You’d expect an aging Hollywood director or a rising vulgarian like Dino de Laurentiis to be behind something like Gigolo, but the film was the vanity project of the British actor David Hemmings (best known for Blowup). He wooed Bowie for the lead role by noting that Gigolo would be shot in Berlin, making it convenient for Bowie, and by assembling a collection of legendary actresses for him to play against, including Kim Novak and (the clincher for Bowie) Marlene Dietrich. But the reclusive Dietrich refused to come to Berlin, so Bowie’s scene with her was shot in two parts—Dietrich alone on a Paris soundstage, Bowie acting “to a chair” in Berlin, as he recalled.

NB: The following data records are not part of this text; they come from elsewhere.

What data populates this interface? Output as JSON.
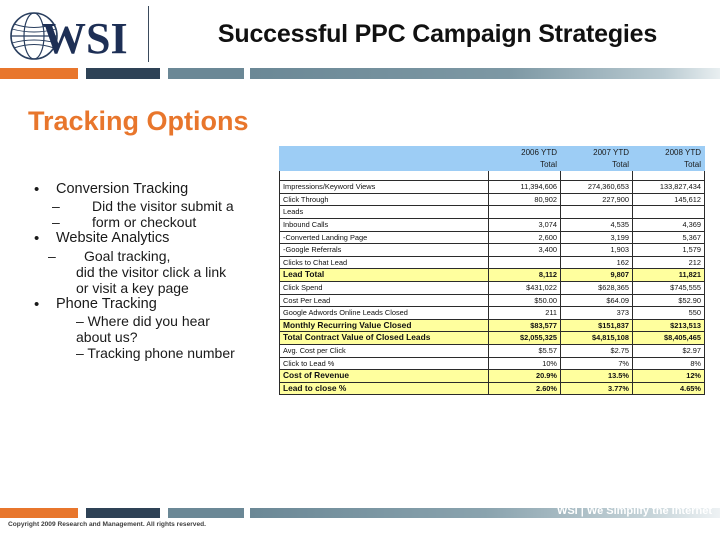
{
  "header": {
    "logo_text": "WSI",
    "deck_title": "Successful PPC Campaign Strategies"
  },
  "section": {
    "title": "Tracking Options"
  },
  "bullets": [
    {
      "level": "lvl1",
      "mark": "•",
      "text": "Conversion Tracking"
    },
    {
      "level": "lvl2",
      "mark": "–",
      "text": "Did the visitor submit a"
    },
    {
      "level": "lvl2",
      "mark": "–",
      "text": "form or checkout"
    },
    {
      "level": "lvl1",
      "mark": "•",
      "text": "Website Analytics"
    },
    {
      "level": "lvl-dash1",
      "mark": "–",
      "text": "Goal tracking,"
    },
    {
      "level": "lvl-plain",
      "mark": "",
      "text": "did the visitor click a link"
    },
    {
      "level": "lvl-plain",
      "mark": "",
      "text": "or visit a key page"
    },
    {
      "level": "lvl1",
      "mark": "•",
      "text": "Phone Tracking"
    },
    {
      "level": "lvl-plain",
      "mark": "",
      "text": "– Where did you hear"
    },
    {
      "level": "lvl-plain",
      "mark": "",
      "text": "about us?"
    },
    {
      "level": "lvl-plain",
      "mark": "",
      "text": "–  Tracking phone number"
    }
  ],
  "table": {
    "corner_label": "",
    "columns": [
      "2006 YTD\nTotal",
      "2007 YTD\nTotal",
      "2008 YTD\nTotal"
    ],
    "col_2006_l1": "2006 YTD",
    "col_2006_l2": "Total",
    "col_2007_l1": "2007 YTD",
    "col_2007_l2": "Total",
    "col_2008_l1": "2008 YTD",
    "col_2008_l2": "Total",
    "rows": [
      {
        "label": "Impressions/Keyword Views",
        "v2006": "11,394,606",
        "v2007": "274,360,653",
        "v2008": "133,827,434",
        "style": "plain",
        "indent": false
      },
      {
        "label": "Click Through",
        "v2006": "80,902",
        "v2007": "227,900",
        "v2008": "145,612",
        "style": "plain",
        "indent": false
      },
      {
        "label": "Leads",
        "v2006": "",
        "v2007": "",
        "v2008": "",
        "style": "plain",
        "indent": false
      },
      {
        "label": "Inbound Calls",
        "v2006": "3,074",
        "v2007": "4,535",
        "v2008": "4,369",
        "style": "plain",
        "indent": true
      },
      {
        "label": "-Converted Landing Page",
        "v2006": "2,600",
        "v2007": "3,199",
        "v2008": "5,367",
        "style": "plain",
        "indent": false
      },
      {
        "label": "-Google Referrals",
        "v2006": "3,400",
        "v2007": "1,903",
        "v2008": "1,579",
        "style": "plain",
        "indent": false
      },
      {
        "label": "Clicks to Chat Lead",
        "v2006": "",
        "v2007": "162",
        "v2008": "212",
        "style": "plain",
        "indent": true
      },
      {
        "label": "Lead Total",
        "v2006": "8,112",
        "v2007": "9,807",
        "v2008": "11,821",
        "style": "yellow",
        "indent": false
      },
      {
        "label": "Click Spend",
        "v2006": "$431,022",
        "v2007": "$628,365",
        "v2008": "$745,555",
        "style": "plain",
        "indent": false
      },
      {
        "label": "Cost Per Lead",
        "v2006": "$50.00",
        "v2007": "$64.09",
        "v2008": "$52.90",
        "style": "plain",
        "indent": false
      },
      {
        "label": "Google Adwords Online Leads Closed",
        "v2006": "211",
        "v2007": "373",
        "v2008": "550",
        "style": "plain",
        "indent": false
      },
      {
        "label": "Monthly Recurring Value Closed",
        "v2006": "$83,577",
        "v2007": "$151,837",
        "v2008": "$213,513",
        "style": "yellow",
        "indent": false
      },
      {
        "label": "Total Contract Value of Closed Leads",
        "v2006": "$2,055,325",
        "v2007": "$4,815,108",
        "v2008": "$8,405,465",
        "style": "yellow",
        "indent": false
      },
      {
        "label": "Avg. Cost per Click",
        "v2006": "$5.57",
        "v2007": "$2.75",
        "v2008": "$2.97",
        "style": "plain",
        "indent": false
      },
      {
        "label": "Click to Lead %",
        "v2006": "10%",
        "v2007": "7%",
        "v2008": "8%",
        "style": "plain",
        "indent": false
      },
      {
        "label": "Cost of Revenue",
        "v2006": "20.9%",
        "v2007": "13.5%",
        "v2008": "12%",
        "style": "yellow",
        "indent": false
      },
      {
        "label": "Lead to close %",
        "v2006": "2.60%",
        "v2007": "3.77%",
        "v2008": "4.65%",
        "style": "yellow",
        "indent": false
      }
    ]
  },
  "footer": {
    "copyright": "Copyright 2009 Research and Management. All rights reserved.",
    "tagline": "WSI | We Simplify the Internet"
  },
  "colors": {
    "accent_orange": "#e8762c",
    "navy": "#2e4256",
    "steel": "#6b8896",
    "table_header_blue": "#9dcdf5",
    "highlight_yellow": "#ffff9e"
  }
}
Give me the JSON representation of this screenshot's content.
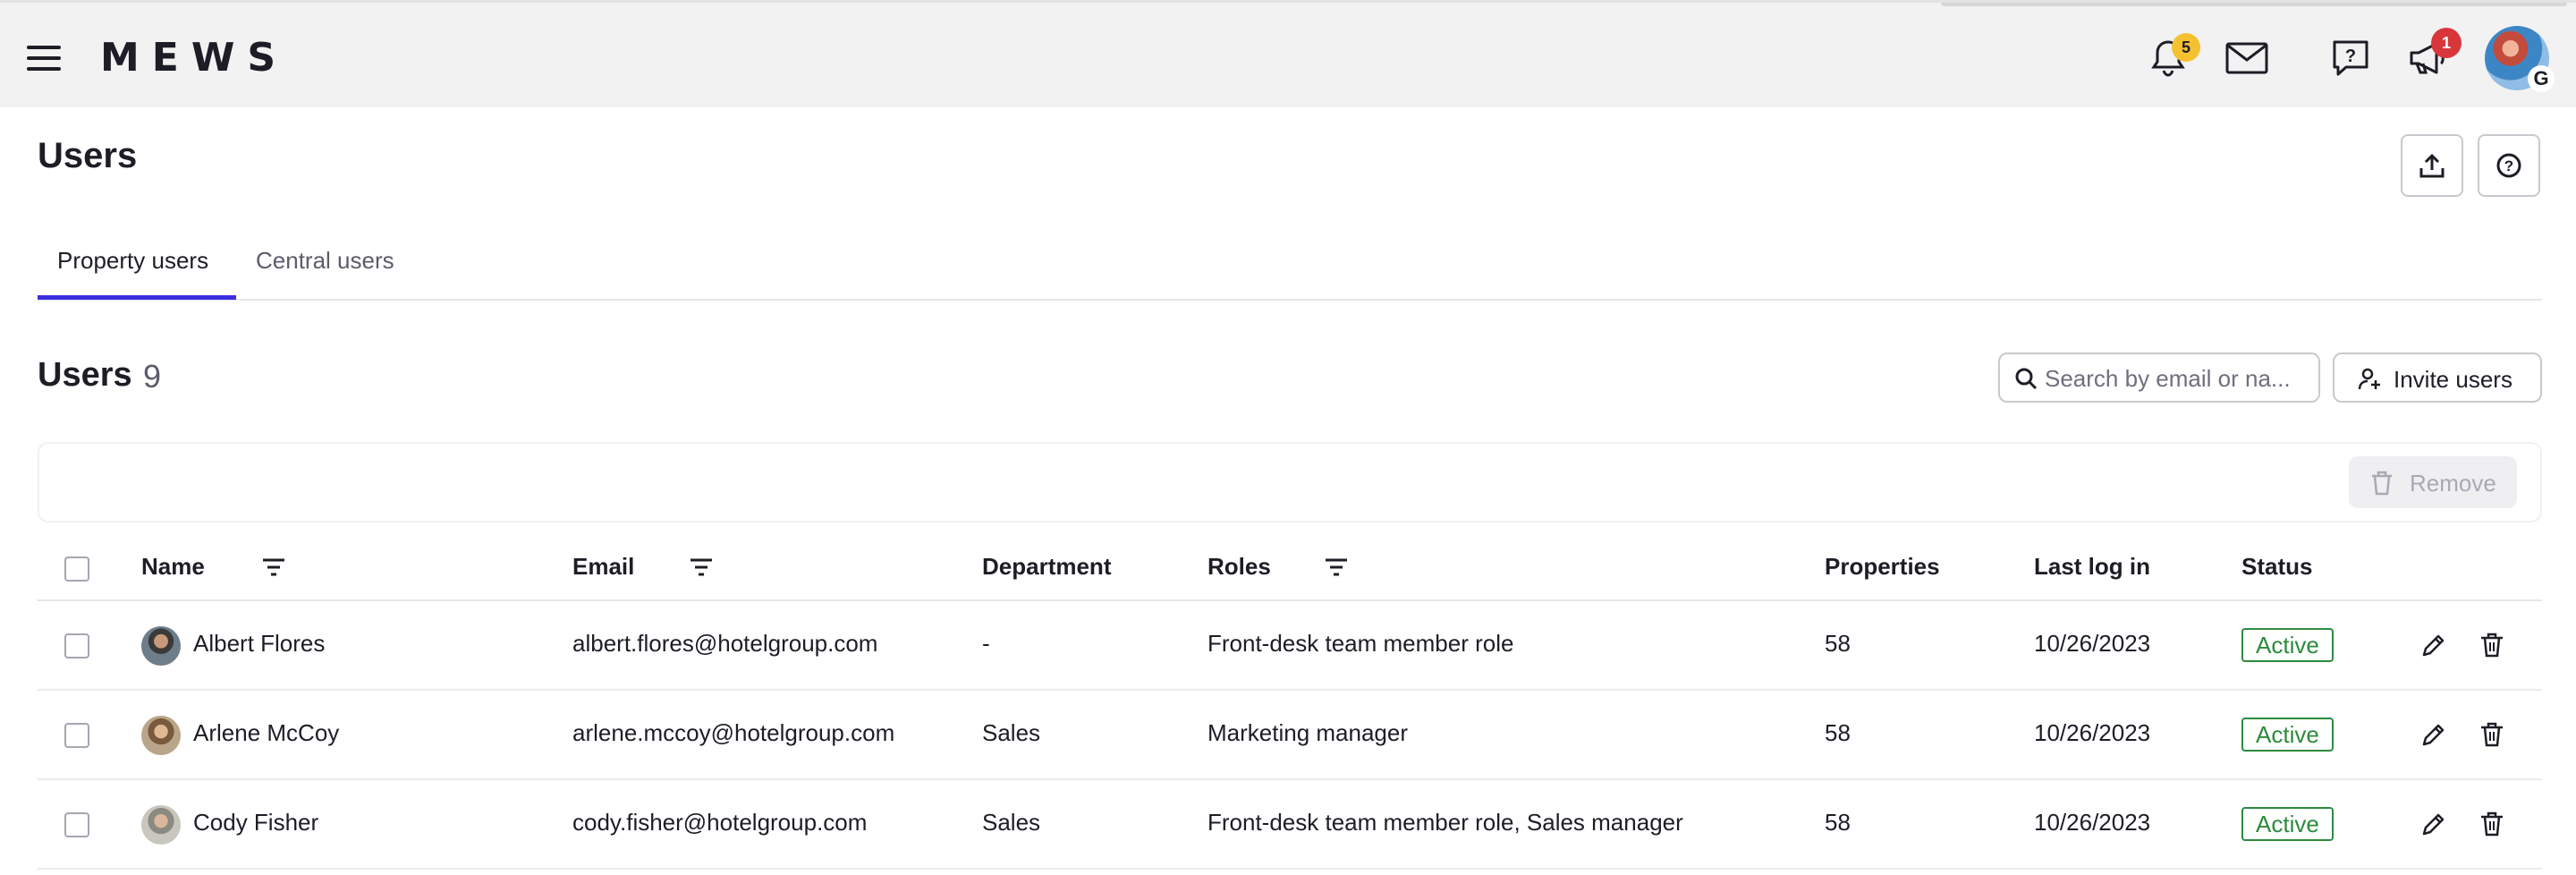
{
  "topbar": {
    "logo": "MEWS",
    "notifications_count": "5",
    "announcements_count": "1",
    "avatar_initial": "G",
    "icons": [
      "menu-icon",
      "bell-icon",
      "mail-icon",
      "help-chat-icon",
      "megaphone-icon"
    ]
  },
  "page": {
    "title": "Users"
  },
  "tabs": [
    {
      "label": "Property users",
      "active": true
    },
    {
      "label": "Central users",
      "active": false
    }
  ],
  "section": {
    "title": "Users",
    "count": "9",
    "search_placeholder": "Search by email or na...",
    "invite_label": "Invite users",
    "remove_label": "Remove"
  },
  "table": {
    "headers": {
      "name": "Name",
      "email": "Email",
      "department": "Department",
      "roles": "Roles",
      "properties": "Properties",
      "last_log_in": "Last log in",
      "status": "Status"
    },
    "rows": [
      {
        "name": "Albert Flores",
        "email": "albert.flores@hotelgroup.com",
        "department": "-",
        "roles": "Front-desk team member role",
        "properties": "58",
        "last_log_in": "10/26/2023",
        "status": "Active"
      },
      {
        "name": "Arlene McCoy",
        "email": "arlene.mccoy@hotelgroup.com",
        "department": "Sales",
        "roles": "Marketing manager",
        "properties": "58",
        "last_log_in": "10/26/2023",
        "status": "Active"
      },
      {
        "name": "Cody Fisher",
        "email": "cody.fisher@hotelgroup.com",
        "department": "Sales",
        "roles": "Front-desk team member role, Sales manager",
        "properties": "58",
        "last_log_in": "10/26/2023",
        "status": "Active"
      }
    ]
  },
  "colors": {
    "accent": "#3b2fe0",
    "status_active": "#2c8b3c",
    "badge_yellow": "#f5c131",
    "badge_red": "#d8363a",
    "topbar_bg": "#f2f2f2"
  }
}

Gigolo was a disaster upon release, getting vicious reviews and poor box office, with Hemmings repeatedly re-cutting the film in a bid to salvage it until it was taken away from him and dumped into theaters in a butchered, barely-coherent cut. Worth a viewing (most of it’s in fragments on Youtube) if you’ve some time, as Bowie is like Jayne Mansfield in The Girl Can’t Help It—the beautiful, oblivious object of desire for the rest of the cast. He also hasn’t shaken the image of being an extraterrestrial in disguise, which gives the film a slight SF quality; it’s as if an alien had posed as a gigolo in Weimar Berlin.
As Hemmings had a rock star in his film, he naturally wanted something on the soundtrack from him. Bowie’s effort was the paltriest thing he recorded in the ’70s: “Revolutionary Song,” a Brecht/Weill pastiche co-written with Jack Fishman. I think Nicholas Pegg’s speculation is correct that Fishman essentially tarted up a doodle that Bowie played during filming. Bowie’s sole contribution was the “la-la-la-la-la-la-la-LA-la-la” vocal melody, which sounds as if they taped it while Bowie was singing in the shower.
Recorded ca. February-March 1978 (Bowie’s vocal?) and likely finished later in 1978; released on the Just a Gigolo soundtrack in June 1979 (the track was credited to “The Rebels”), and as a single in Japan. A justifiable obscurity, “Revolutionary Song” never has been released on CD or digitally. The Gigolo soundtrack features Marlene Dietrich, the Village People, David Bowie and a Scott Joplin rag: it sadly missed the cut to be included on Voyager 2 as an example of the glorious mess that is human civilization.
Top: Just a Gigolo cast searching for direction, ca. January-February 1978.